How in the world are all these people affording to send their kids to college out of state?
We all know that in-state colleges offer the lowest sticker price on tuition.
What many people don’t know about is the regional tuition discounts that make an out-of-state college experience feasible for their students.
For example, a student from California can enroll in a public college in Colorado and pay only 150% of Colorado’s in-state tuition fee, instead of the non-resident fee that is usually 3 to 4 times more expensive.
At 150% of tuition, it can be cheaper than California’s in-state tuition.
How do we qualify?
- Find your state in one of the tuition exchange programs.

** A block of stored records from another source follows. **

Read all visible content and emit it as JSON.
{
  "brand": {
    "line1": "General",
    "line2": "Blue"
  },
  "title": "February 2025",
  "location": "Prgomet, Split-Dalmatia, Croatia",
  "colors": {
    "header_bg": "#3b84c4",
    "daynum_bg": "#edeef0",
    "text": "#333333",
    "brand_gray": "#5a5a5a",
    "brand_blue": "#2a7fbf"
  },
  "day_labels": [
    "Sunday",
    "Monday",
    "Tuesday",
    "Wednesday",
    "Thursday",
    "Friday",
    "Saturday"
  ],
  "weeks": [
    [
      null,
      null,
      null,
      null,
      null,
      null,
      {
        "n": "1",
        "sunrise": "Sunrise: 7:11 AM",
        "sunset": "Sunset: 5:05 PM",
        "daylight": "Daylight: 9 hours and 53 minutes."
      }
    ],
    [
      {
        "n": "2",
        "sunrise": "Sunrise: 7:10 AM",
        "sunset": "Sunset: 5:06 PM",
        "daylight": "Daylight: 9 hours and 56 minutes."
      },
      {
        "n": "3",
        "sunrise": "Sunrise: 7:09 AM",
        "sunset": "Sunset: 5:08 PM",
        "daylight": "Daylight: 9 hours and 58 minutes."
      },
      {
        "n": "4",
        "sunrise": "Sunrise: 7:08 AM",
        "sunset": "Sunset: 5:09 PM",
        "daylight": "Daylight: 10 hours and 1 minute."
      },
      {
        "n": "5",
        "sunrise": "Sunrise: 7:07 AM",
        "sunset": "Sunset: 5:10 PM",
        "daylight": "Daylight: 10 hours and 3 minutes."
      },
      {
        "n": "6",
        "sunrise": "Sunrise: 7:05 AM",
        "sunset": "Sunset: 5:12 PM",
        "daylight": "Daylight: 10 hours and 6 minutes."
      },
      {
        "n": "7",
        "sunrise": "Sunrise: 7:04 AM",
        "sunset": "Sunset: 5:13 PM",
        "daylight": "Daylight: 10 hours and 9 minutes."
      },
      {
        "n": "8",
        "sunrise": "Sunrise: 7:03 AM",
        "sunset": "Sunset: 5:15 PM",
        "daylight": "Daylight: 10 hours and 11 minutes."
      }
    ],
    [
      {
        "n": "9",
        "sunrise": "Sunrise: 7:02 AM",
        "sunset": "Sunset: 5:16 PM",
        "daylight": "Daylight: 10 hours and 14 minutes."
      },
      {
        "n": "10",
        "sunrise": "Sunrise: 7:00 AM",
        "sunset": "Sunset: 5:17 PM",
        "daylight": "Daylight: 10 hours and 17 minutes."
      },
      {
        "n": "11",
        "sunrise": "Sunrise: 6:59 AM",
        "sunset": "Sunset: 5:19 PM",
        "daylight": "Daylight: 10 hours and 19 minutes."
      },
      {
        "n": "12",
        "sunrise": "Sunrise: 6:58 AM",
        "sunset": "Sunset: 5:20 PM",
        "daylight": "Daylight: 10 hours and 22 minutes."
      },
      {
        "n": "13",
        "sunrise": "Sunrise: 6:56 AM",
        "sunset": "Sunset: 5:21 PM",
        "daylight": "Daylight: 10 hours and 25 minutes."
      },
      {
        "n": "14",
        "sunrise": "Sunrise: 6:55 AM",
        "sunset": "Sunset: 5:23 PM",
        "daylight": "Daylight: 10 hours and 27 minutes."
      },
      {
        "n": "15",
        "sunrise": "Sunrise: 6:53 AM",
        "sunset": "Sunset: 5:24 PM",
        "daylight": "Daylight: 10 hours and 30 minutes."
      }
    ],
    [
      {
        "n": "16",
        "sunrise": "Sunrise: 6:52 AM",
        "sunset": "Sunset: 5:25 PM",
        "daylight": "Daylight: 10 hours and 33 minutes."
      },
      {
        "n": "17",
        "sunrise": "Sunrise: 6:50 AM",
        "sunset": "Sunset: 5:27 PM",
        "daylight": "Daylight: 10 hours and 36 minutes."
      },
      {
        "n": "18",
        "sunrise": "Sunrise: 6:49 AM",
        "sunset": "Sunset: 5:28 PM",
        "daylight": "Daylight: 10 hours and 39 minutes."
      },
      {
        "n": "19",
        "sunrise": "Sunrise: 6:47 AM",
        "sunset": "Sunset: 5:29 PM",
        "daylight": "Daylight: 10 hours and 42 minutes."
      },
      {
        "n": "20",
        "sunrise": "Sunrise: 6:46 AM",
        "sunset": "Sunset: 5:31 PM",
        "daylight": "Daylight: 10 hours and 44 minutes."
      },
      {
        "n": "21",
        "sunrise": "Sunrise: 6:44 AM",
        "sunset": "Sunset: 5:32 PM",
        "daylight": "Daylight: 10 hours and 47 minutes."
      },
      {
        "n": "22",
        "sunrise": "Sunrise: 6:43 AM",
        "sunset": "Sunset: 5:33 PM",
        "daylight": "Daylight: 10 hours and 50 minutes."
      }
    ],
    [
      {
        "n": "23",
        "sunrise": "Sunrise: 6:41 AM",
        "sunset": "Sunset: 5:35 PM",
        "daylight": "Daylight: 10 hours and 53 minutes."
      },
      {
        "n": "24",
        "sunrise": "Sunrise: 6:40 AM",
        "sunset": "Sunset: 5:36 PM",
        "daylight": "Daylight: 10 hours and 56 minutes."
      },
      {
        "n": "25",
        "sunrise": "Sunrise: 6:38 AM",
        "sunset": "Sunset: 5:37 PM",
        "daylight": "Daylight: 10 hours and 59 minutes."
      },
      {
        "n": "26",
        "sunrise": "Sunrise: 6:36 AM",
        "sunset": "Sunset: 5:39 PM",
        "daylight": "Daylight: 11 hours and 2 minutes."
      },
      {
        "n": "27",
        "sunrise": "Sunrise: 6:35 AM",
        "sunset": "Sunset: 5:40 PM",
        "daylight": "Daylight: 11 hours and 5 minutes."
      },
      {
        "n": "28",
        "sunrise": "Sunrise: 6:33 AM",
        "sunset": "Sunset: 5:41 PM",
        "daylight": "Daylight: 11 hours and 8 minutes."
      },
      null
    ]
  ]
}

- Verify that you are a proven resident of a partner state. The eligibility process may vary, but generally you’ll have to be a resident of a member state for at least one year leading up to the time of admission into the university.
- Make sure the chosen degree or major is covered by the exchange terms. Some majors are not covered by the exchange.
- Get accepted into your student’s school of choice in the tuition exchange group.
Depending on the school, your student may have to uphold a minimum high school GPA or meet other criteria, such as completing a separate application. Here some other examples of special requirements for tuition exchange programs.
- University of Hawaii at Hilo requires students to have a minimum 3.0 high school GPA.
- Oregon State University only offers a limited number of WUE awards, so they are very competitive and not automatic as they are in other colleges like Washington State University.
- Washington State University offers tiered WUE awards, so WUE-eligible students with a 3.4 high school GPA and above receive the full benefits of paying just 150% of in-state tuition ($11k per year discount). Between a 3.0-3.39, the discount drops to $7k per year. The awards are automatic.
What are the tuition savings?
This varies by institution. For example, let’s say a student from Alaska wanted to escape the tundra for lusher and warmer climates. She gets accepted into the University of Hawaii at Hilo. Instead of being charged the nonresident tuition rate of $20,304 per year (2020-21), she gets charged $11,016 pear year — much closer to the in-state tuition rate of $7,344. Compared to the nonresident rate, this student would save about $9,288 per year on tuition, or nearly $40k over four years of college.